Daum Conviction Affirmed
The United States Court of Appeals for the District of Columbia Circuit affirmed the conviction of a well-known D.C. criminal defense attorney but reversed the conviction of one of his investigator co-defendants as a result of the prosecutor’s Brady violation.
In multiple respects, these appeals concern the duties owed to the court by lawyers and their legal teams. Appellants are a criminal defense attorney and two legal investigators who were convicted in 2012 of breaching those duties by fabricating evidence and suborning perjury during a 2008 trial in which they represented another individual as defendant. Such conduct tears at the fabric of our system of laws.
But these appeals challenge prosecutorial misconduct that is likewise inimical to justice. Specifically, two Appellants argue for reversal of their convictions based on the Government’s undisputed breach of its obligation to timely turn over exculpatory evidence. See Brady v. Maryland, 373 U.S. 83 (1963). We agree with Appellant Daaiyah Pasha that but for the Brady deficiency, there is a reasonable probability of a different outcome in her case. We therefore direct a new trial for Daaiyah Pasha, with appropriate remedies to cure the damage caused by the Government’s delayed disclosure.
We do not, however, agree with Appellants Charles Daum and Iman Pasha on the challenges they raise, and so we affirm their convictions.
The attorney represented a defendant in a cocaine distribution trial and withdrew after the client threatened him.
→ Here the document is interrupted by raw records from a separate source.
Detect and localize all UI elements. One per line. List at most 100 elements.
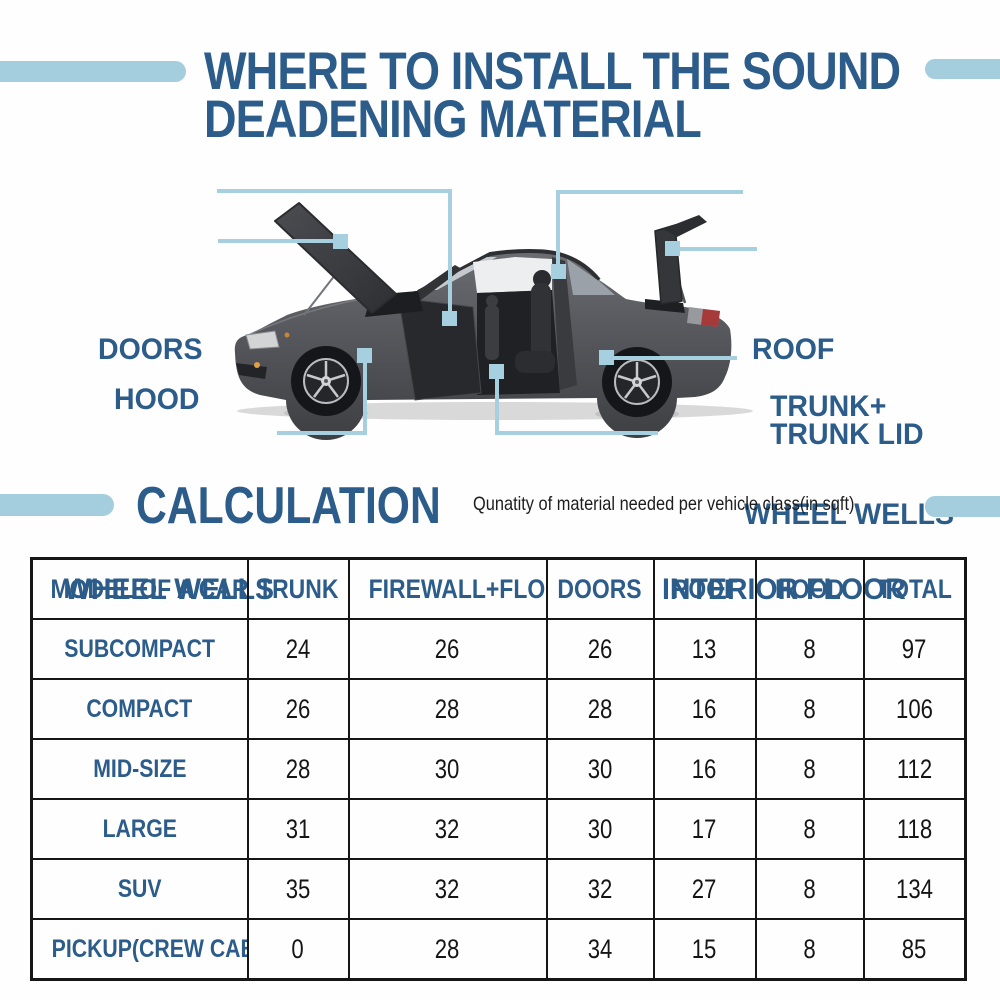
column-header-trunk: TRUNK xyxy=(246,557,350,620)
hood-marker xyxy=(333,234,348,249)
value-cell: 8 xyxy=(754,858,865,920)
value-cell: 27 xyxy=(652,858,757,920)
value-cell: 30 xyxy=(347,738,548,800)
roof-marker xyxy=(551,264,566,279)
headlight xyxy=(245,330,280,350)
door-opening-gap xyxy=(473,257,552,293)
model-cell: SUV xyxy=(30,858,249,920)
value-cell: 26 xyxy=(347,618,548,680)
label-wheel-wells-right: WHEEL WELLS xyxy=(744,498,955,531)
value-cell: 8 xyxy=(754,678,865,740)
column-header-doors: DOORS xyxy=(545,557,655,620)
trunk-lid-tip xyxy=(663,215,707,237)
page-title-line2: DEADENING MATERIAL xyxy=(204,90,702,149)
annotation-lines xyxy=(217,189,757,435)
label-doors: DOORS xyxy=(98,333,203,366)
decorative-bar-top-right xyxy=(925,59,1000,79)
value-cell: 28 xyxy=(347,918,548,981)
column-header-roof: ROOF xyxy=(652,557,757,620)
value-cell: 8 xyxy=(754,918,865,981)
value-cell: 85 xyxy=(862,918,967,981)
turn-signal xyxy=(284,332,290,338)
table-row-compact: COMPACT 26 28 28 16 8 106 xyxy=(30,678,967,740)
calculation-heading: CALCULATION xyxy=(136,477,441,535)
value-cell: 32 xyxy=(545,858,655,920)
model-cell: SUBCOMPACT xyxy=(30,618,249,680)
value-cell: 8 xyxy=(754,618,865,680)
decorative-bar-calc-left xyxy=(0,494,114,516)
calculation-subtitle: Qunatity of material needed per vehicle … xyxy=(473,493,855,515)
value-cell: 24 xyxy=(246,618,350,680)
page-title-line1: WHERE TO INSTALL THE SOUND xyxy=(204,42,901,101)
value-cell: 28 xyxy=(347,678,548,740)
value-cell: 15 xyxy=(652,918,757,981)
value-cell: 0 xyxy=(246,918,350,981)
model-cell: COMPACT xyxy=(30,678,249,740)
doors-marker xyxy=(442,311,457,326)
interior-floor-marker xyxy=(489,364,504,379)
model-cell: PICKUP(CREW CAB) xyxy=(30,918,249,981)
value-cell: 34 xyxy=(545,918,655,981)
column-header-firewall-floor: FIREWALL+FLOOR xyxy=(347,557,548,620)
table-row-midsize: MID-SIZE 28 30 30 16 8 112 xyxy=(30,738,967,800)
car-diagram: DOORS HOOD ROOF TRUNK+ TRUNK LID WHEEL W… xyxy=(0,160,1000,605)
taillight-red xyxy=(701,309,720,327)
value-cell: 106 xyxy=(862,678,967,740)
open-hood-panel xyxy=(274,202,397,314)
value-cell: 8 xyxy=(754,798,865,860)
decorative-bar-calc-right xyxy=(925,496,1000,517)
model-cell: LARGE xyxy=(30,798,249,860)
model-cell: MID-SIZE xyxy=(30,738,249,800)
value-cell: 30 xyxy=(545,738,655,800)
value-cell: 32 xyxy=(347,798,548,860)
value-cell: 32 xyxy=(347,858,548,920)
materials-table: MODEL OF A CAR TRUNK FIREWALL+FLOOR DOOR… xyxy=(30,557,967,981)
label-trunk-line2: TRUNK LID xyxy=(770,418,924,451)
value-cell: 28 xyxy=(545,678,655,740)
value-cell: 35 xyxy=(246,858,350,920)
value-cell: 112 xyxy=(862,738,967,800)
table-header-row: MODEL OF A CAR TRUNK FIREWALL+FLOOR DOOR… xyxy=(30,557,967,620)
column-header-total: TOTAL xyxy=(862,557,967,620)
seat-cushion xyxy=(515,351,555,373)
front-wheel xyxy=(291,346,361,416)
fog-light xyxy=(254,362,260,368)
label-trunk: TRUNK+ TRUNK LID xyxy=(770,390,924,451)
table-row-large: LARGE 31 32 30 17 8 118 xyxy=(30,798,967,860)
rear-wheel xyxy=(602,347,672,417)
seat-back xyxy=(531,283,551,361)
table-row-suv: SUV 35 32 32 27 8 134 xyxy=(30,858,967,920)
label-trunk-line1: TRUNK+ xyxy=(770,390,887,423)
wheel-wells-right-marker xyxy=(599,350,614,365)
value-cell: 16 xyxy=(652,678,757,740)
value-cell: 118 xyxy=(862,798,967,860)
label-hood: HOOD xyxy=(114,383,200,416)
wheel-wells-left-leader-line xyxy=(277,360,367,435)
table-row-pickup: PICKUP(CREW CAB) 0 28 34 15 8 85 xyxy=(30,918,967,981)
value-cell: 28 xyxy=(246,738,350,800)
far-seat-headrest xyxy=(486,295,498,307)
roof-leader-line xyxy=(556,190,743,267)
value-cell: 17 xyxy=(652,798,757,860)
b-pillar xyxy=(552,257,577,390)
value-cell: 31 xyxy=(246,798,350,860)
value-cell: 16 xyxy=(652,738,757,800)
trunk-marker xyxy=(665,241,680,256)
label-roof: ROOF xyxy=(752,333,835,366)
column-header-model: MODEL OF A CAR xyxy=(30,557,249,620)
value-cell: 30 xyxy=(545,798,655,860)
car-illustration xyxy=(234,202,753,440)
value-cell: 97 xyxy=(862,618,967,680)
decorative-bar-top-left xyxy=(0,61,186,82)
quarter-window xyxy=(567,259,615,295)
value-cell: 8 xyxy=(754,738,865,800)
value-cell: 13 xyxy=(652,618,757,680)
table-row-subcompact: SUBCOMPACT 24 26 26 13 8 97 xyxy=(30,618,967,680)
doors-leader-line xyxy=(217,189,452,315)
interior-floor-leader-line xyxy=(495,375,658,435)
value-cell: 134 xyxy=(862,858,967,920)
far-seat-back xyxy=(485,305,499,360)
wheel-wells-left-marker xyxy=(357,348,372,363)
value-cell: 26 xyxy=(246,678,350,740)
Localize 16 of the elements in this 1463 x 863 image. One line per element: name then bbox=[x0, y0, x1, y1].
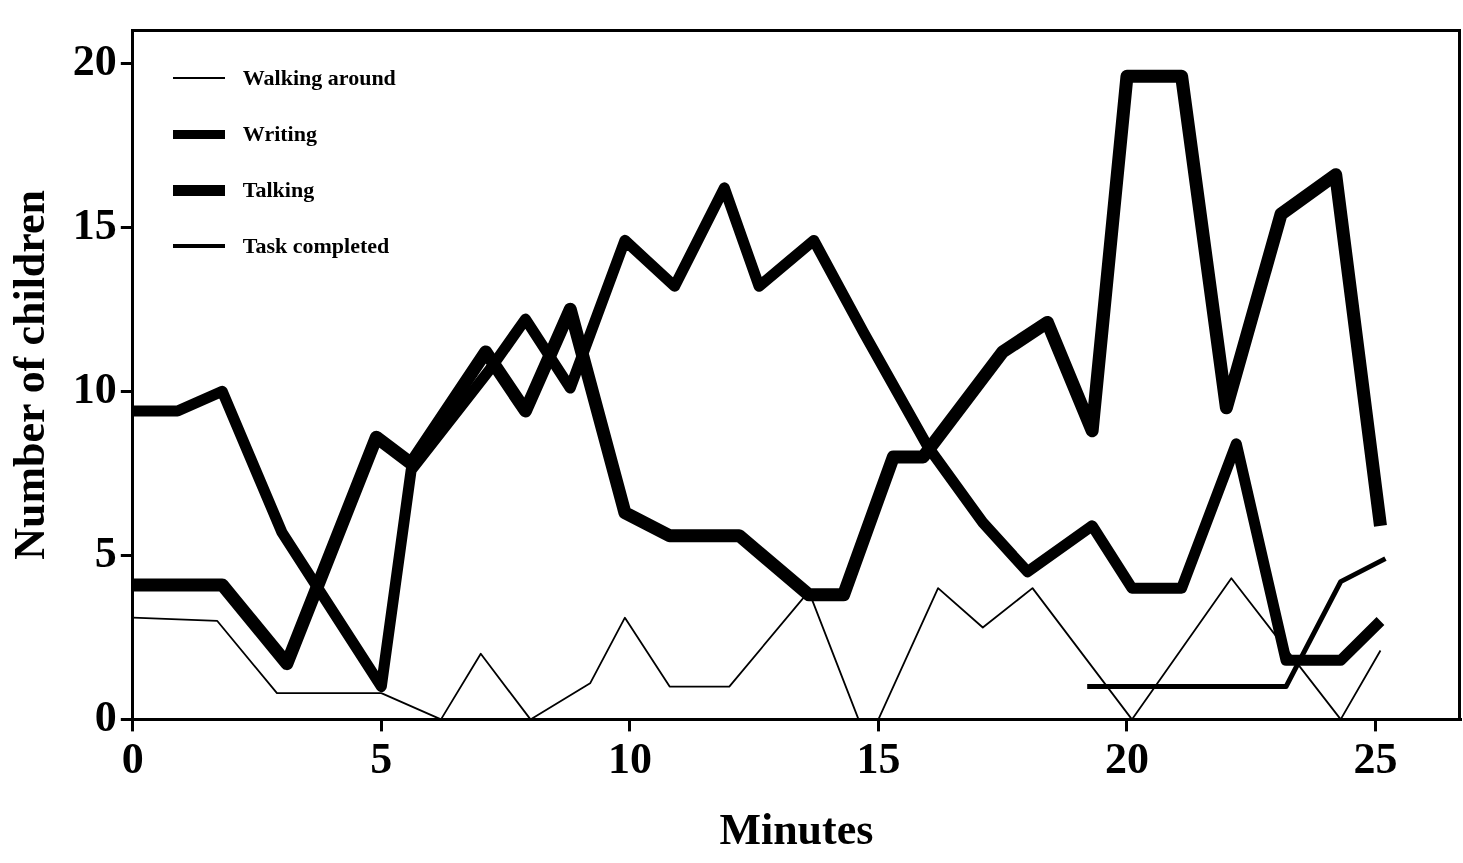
legend-label: Talking bbox=[242, 177, 315, 204]
y-tick-label: 20 bbox=[72, 35, 117, 85]
legend-label: Task completed bbox=[242, 233, 390, 260]
x-tick-label: 5 bbox=[370, 734, 393, 784]
legend-label: Writing bbox=[242, 121, 317, 148]
x-axis-title: Minutes bbox=[719, 804, 874, 854]
x-tick-label: 25 bbox=[1353, 734, 1398, 784]
y-tick-label: 10 bbox=[72, 363, 117, 413]
y-tick-label: 15 bbox=[72, 199, 117, 249]
legend-label: Walking around bbox=[242, 65, 396, 92]
y-tick-label: 0 bbox=[94, 691, 117, 741]
y-axis-title: Number of children bbox=[4, 189, 54, 560]
x-tick-label: 20 bbox=[1104, 734, 1149, 784]
y-tick-label: 5 bbox=[94, 527, 117, 577]
x-tick-label: 15 bbox=[856, 734, 901, 784]
x-tick-label: 10 bbox=[607, 734, 652, 784]
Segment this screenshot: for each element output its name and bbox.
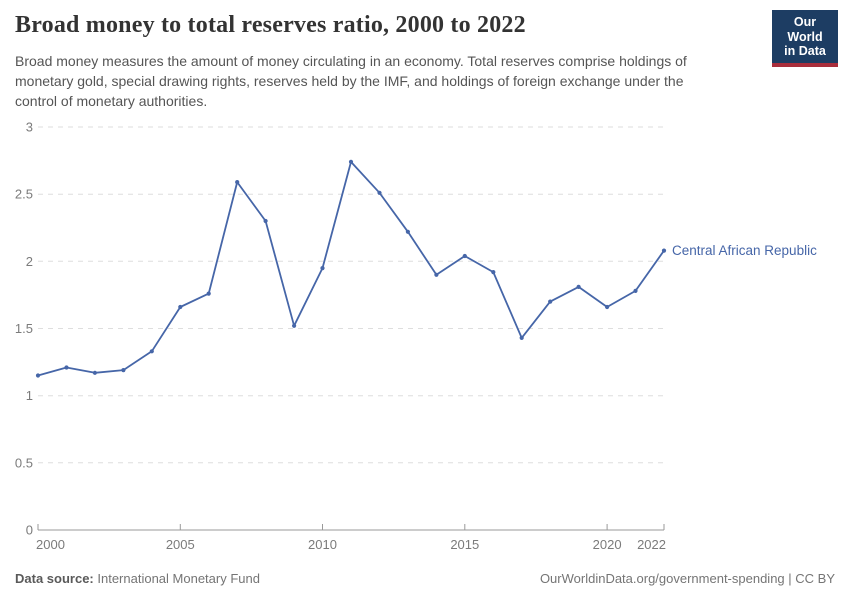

Following a two-year investigation, the Government charged Daum, Iman, and Daaiyah with conspiracy to obstruct justice; Daum alone was also charged with witness tampering, fabricating evidence, and suborning perjury in the 2008 trial. The factual crux of the allegation was that Appellants had staged a photo shoot a few weeks before the trial to support a defense that key evidence attributed to Delante White actually belonged to his brother Jerome White.
The court rejected Daum’s claim of duress.
But as to the disclosure issue
The first two components of a Brady violation are certainly present here. A prosecutor in this case was personally present at an interview in which a witness gave a scene-of-the-crime account that, if credited, would contradict the identity of at least one of the Pasha Defendants in this case. The prosecutor waited over eight months until the eve of trial to reveal this information. As the District Court explained, this delay was inexcusable: At the moment the eyewitness said the two individuals who arrived at the photo shoot were a man and a woman (rather than two women), “counsel for the Government should have understood that as soon as they were finished talking with that gentleman, they had an obligation to give that information to the defense.”
The court found the late disclosure to be prejudicial to one of the two investigators.
The Washington Post reported that the case against Daum “rocked the District’s legal community.”